Husky wanted no violence.  The foursome wasn't letting up.  I drew out the lone cannister of mace that I was then carrying and held it at my side, in readiness for the impending first punch. A young ordertaker behind the counter noticed my mace at the ready, yet seemed not to notice the brawl about to begin in front of him.  He motioned franticly, silently, to put away the mace.  He ran over to a security guard sitting in a corner with his own burger and coffee. The guard was oblivious to the beatdown heating up at the counter.

The guard ordered the seven people out of line and grouped them over by the door while he talked to them.  I assumed he was handling it appropriately, my view blocked by a thick pillar.  As my order was being assembled, there was a chorus of gasps from the packed house of diners.   I stepped back to see what was happening, why was everyone looking toward the door?  The seven people were outside, three of the foursome were beating on Husky, the biggest of the four was stomping on something out of my view, and I couldn't see Gandhi anywhere.  Husky was being restrained by his shirt, so he bent and twisted out of it and sprung free and raced back into the restaurant bare chested.  I raced past him, out the door, to see the Giant standing over the Gandhi.  He stepped back to admire his handiwork, and I believed he was done.  Giant then stepped forward like 49er place-kicker and booted the unconscious Gandhi in the face.

I drew up my Mace cannister and began spraying Giant on the back of his head from 12-15 feet away.  He checked his hair with a swipe of his hand and turned around, directly into the jet of Mace.  He came at me, the jet soaking his face the entire way.  I thought, "This stuff doesn't work.  I'm gonna have to fight this guy." and he grabbed my arms.  I had drawn a stun-gun as well, but I hadn't practiced with it, and I was now concerned that my hands were full of stuff that was of no use to me.  Giant suddenly screamed, then let go of me, and covered his face with his hands. My inner voice observed, "Whew!  I have to remember this stuff takes about two seconds to kick in."

I looked toward the restaurant door, the remaining three men stood abreast.  I briefly considered Macing them, but decided against it. I ran across Lombard to a hotel, where the clerk let me in and allowed me to call from his phone.  I reported the incident and the police responded in no more than 90 seconds.  I re-crossed the street at the nearest corner and saw the three men leading their blinded Giant out of a pizza place, where he had splashed water on his face and was paper-toweling off while being guided through their escape.

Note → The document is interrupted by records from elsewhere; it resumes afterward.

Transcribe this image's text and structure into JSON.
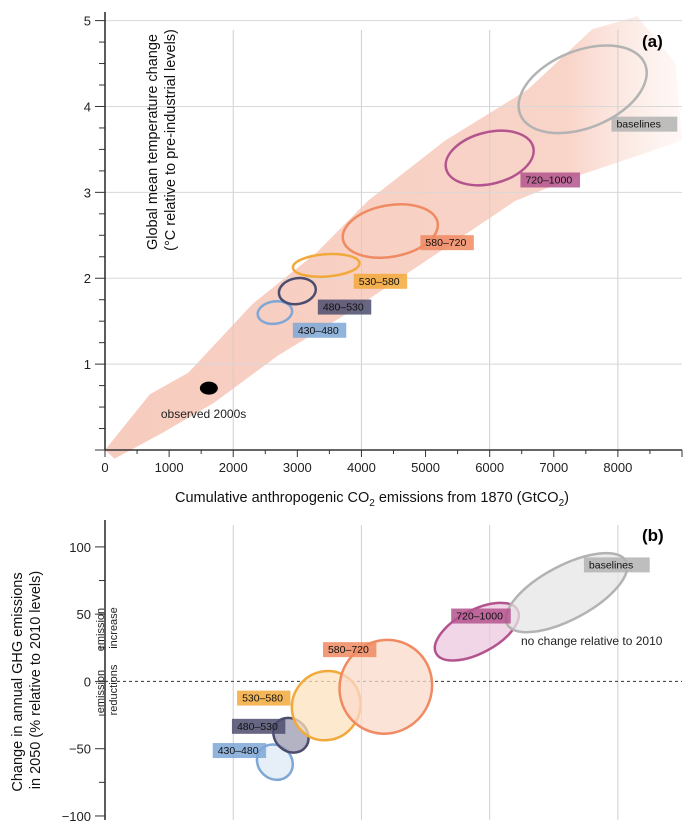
{
  "chart_data": [
    {
      "panel_label": "(a)",
      "type": "scatter",
      "xlabel_main": "Cumulative anthropogenic CO",
      "xlabel_sub": "2",
      "xlabel_tail": " emissions from 1870 (GtCO",
      "xlabel_sub2": "2",
      "xlabel_end": ")",
      "ylabel_line1": "Global mean temperature change",
      "ylabel_line2": "(°C relative to pre-industrial levels)",
      "xlim": [
        0,
        9000
      ],
      "ylim": [
        0,
        5.1
      ],
      "xticks": [
        "0",
        "1000",
        "2000",
        "3000",
        "4000",
        "5000",
        "6000",
        "7000",
        "8000"
      ],
      "yticks": [
        "1",
        "2",
        "3",
        "4",
        "5"
      ],
      "grid": true,
      "range_band": [
        [
          0,
          0
        ],
        [
          700,
          0.65
        ],
        [
          1300,
          0.9
        ],
        [
          2300,
          1.7
        ],
        [
          3300,
          2.3
        ],
        [
          4100,
          2.9
        ],
        [
          5300,
          3.6
        ],
        [
          6600,
          4.2
        ],
        [
          7600,
          4.9
        ],
        [
          8300,
          5.05
        ],
        [
          8900,
          4.5
        ],
        [
          9000,
          3.6
        ],
        [
          8600,
          3.5
        ],
        [
          7400,
          3.2
        ],
        [
          6400,
          2.9
        ],
        [
          5000,
          2.2
        ],
        [
          3800,
          1.6
        ],
        [
          2700,
          1.1
        ],
        [
          1700,
          0.55
        ],
        [
          900,
          0.2
        ],
        [
          150,
          -0.1
        ]
      ],
      "scenarios": [
        {
          "name": "430–480",
          "cx": 2650,
          "cy": 1.6,
          "rx": 270,
          "ry": 0.13,
          "color": "#7ea7d6",
          "fill": "none",
          "label_pos": [
            2930,
            1.4
          ]
        },
        {
          "name": "480–530",
          "cx": 3000,
          "cy": 1.85,
          "rx": 290,
          "ry": 0.15,
          "color": "#4c4c6e",
          "fill": "none",
          "label_pos": [
            3320,
            1.67
          ]
        },
        {
          "name": "530–580",
          "cx": 3450,
          "cy": 2.15,
          "rx": 520,
          "ry": 0.13,
          "color": "#f2a93b",
          "fill": "none",
          "label_pos": [
            3880,
            1.97
          ]
        },
        {
          "name": "580–720",
          "cx": 4450,
          "cy": 2.55,
          "rx": 750,
          "ry": 0.3,
          "color": "#ef8a62",
          "fill": "none",
          "label_pos": [
            4920,
            2.42
          ]
        },
        {
          "name": "720–1000",
          "cx": 6000,
          "cy": 3.4,
          "rx": 700,
          "ry": 0.3,
          "color": "#b4548e",
          "fill": "none",
          "label_pos": [
            6480,
            3.15
          ]
        },
        {
          "name": "baselines",
          "cx": 7450,
          "cy": 4.2,
          "rx": 1050,
          "ry": 0.45,
          "color": "#b3b3b3",
          "fill": "none",
          "label_pos": [
            7900,
            3.8
          ]
        }
      ],
      "observed": {
        "label": "observed 2000s",
        "x": 1620,
        "y": 0.72
      }
    },
    {
      "panel_label": "(b)",
      "type": "scatter",
      "ylabel_line1": "Change in annual GHG emissions",
      "ylabel_line2": "in 2050 (% relative to 2010 levels)",
      "xlim": [
        0,
        9000
      ],
      "ylim": [
        -103,
        120
      ],
      "yticks": [
        "-100",
        "-50",
        "0",
        "50",
        "100"
      ],
      "grid": true,
      "zero_line_label": "no change relative to 2010",
      "emission_increase": [
        "emission",
        "increase"
      ],
      "emission_reductions": [
        "emission",
        "reductions"
      ],
      "scenarios": [
        {
          "name": "430–480",
          "cx": 2650,
          "cy": -60,
          "rx": 260,
          "ry": 14,
          "color": "#7ea7d6",
          "fill": "#dde8f5",
          "label_pos": [
            1680,
            -51
          ]
        },
        {
          "name": "480–530",
          "cx": 2900,
          "cy": -40,
          "rx": 250,
          "ry": 14,
          "color": "#4c4c6e",
          "fill": "#9a9ab0",
          "label_pos": [
            1980,
            -33
          ]
        },
        {
          "name": "530–580",
          "cx": 3450,
          "cy": -18,
          "rx": 550,
          "ry": 25,
          "color": "#f2a93b",
          "fill": "#fce3bd",
          "label_pos": [
            2060,
            -12
          ]
        },
        {
          "name": "580–720",
          "cx": 4380,
          "cy": -4,
          "rx": 740,
          "ry": 34,
          "color": "#ef8a62",
          "fill": "#fad9c9",
          "label_pos": [
            3400,
            24
          ]
        },
        {
          "name": "720–1000",
          "cx": 5800,
          "cy": 37,
          "rx": 720,
          "ry": 16,
          "color": "#b4548e",
          "fill": "#ebc8dd",
          "label_pos": [
            5400,
            49
          ]
        },
        {
          "name": "baselines",
          "cx": 7200,
          "cy": 66,
          "rx": 1050,
          "ry": 20,
          "color": "#b3b3b3",
          "fill": "#e6e6e6",
          "label_pos": [
            7470,
            87
          ]
        }
      ]
    }
  ]
}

This image haunts me to this day.  If I had maced all four, they'd have been caught.

Believe it or not, this gruesome story had a bit of a happy ending.  As the police took statements from witnesses and the paramedics loaded Gandhi into the wagon, I asked Husky, "Why did you agree to go outside?"

"The cop (security guard) told us that if we didn't go outside, we were going to jail."

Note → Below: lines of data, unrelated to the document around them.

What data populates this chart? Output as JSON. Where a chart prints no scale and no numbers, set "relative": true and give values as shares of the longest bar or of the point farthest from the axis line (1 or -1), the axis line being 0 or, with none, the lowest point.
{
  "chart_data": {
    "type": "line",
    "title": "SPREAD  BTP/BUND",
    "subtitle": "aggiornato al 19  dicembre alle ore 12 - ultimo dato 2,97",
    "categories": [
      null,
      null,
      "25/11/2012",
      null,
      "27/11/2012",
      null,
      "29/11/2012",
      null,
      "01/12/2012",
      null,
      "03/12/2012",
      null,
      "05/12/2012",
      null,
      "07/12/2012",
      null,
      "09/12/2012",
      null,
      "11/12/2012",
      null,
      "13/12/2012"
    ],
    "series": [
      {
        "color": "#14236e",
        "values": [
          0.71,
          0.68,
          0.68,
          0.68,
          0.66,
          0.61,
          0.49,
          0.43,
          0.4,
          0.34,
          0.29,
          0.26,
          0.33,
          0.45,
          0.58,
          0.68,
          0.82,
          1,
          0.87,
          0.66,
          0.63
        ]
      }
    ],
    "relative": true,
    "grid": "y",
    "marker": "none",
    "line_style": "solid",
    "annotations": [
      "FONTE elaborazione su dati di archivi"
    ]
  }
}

I went downtown several days later and bought a copy of the police report.  I contacted the victims and told them I believed they had legal recourse against Jack-In-The-Box.  I wrote a six page description of what I saw, told them I was a former cop, and that the guard made a grievous error in demanding that they go outside with the assailants.  They contacted a lawyer, who contacted me, and we met with the restaurant lawyers. The restaurant settled, I got a nice Expert Witness fee for my involvement, and the victim's attorney called me a hero.

This was the most serious incident I'd become involved in up to this point.  I noticed that I thought, sort of calmly, to myself while in the fray.  I didn't panic. I considered options while in the heat of the action.  I was almost...comfortable in the conflict.  My re-supplier of Mace suggested I credit myself with saving the life of the unconscious victim. The restaurant lawyers said I must be lying because no one would put themselves in such danger for a stranger; we had our meeting, and they settled.  And I got called a "hero."  All the nice words are, still, like a warm massage.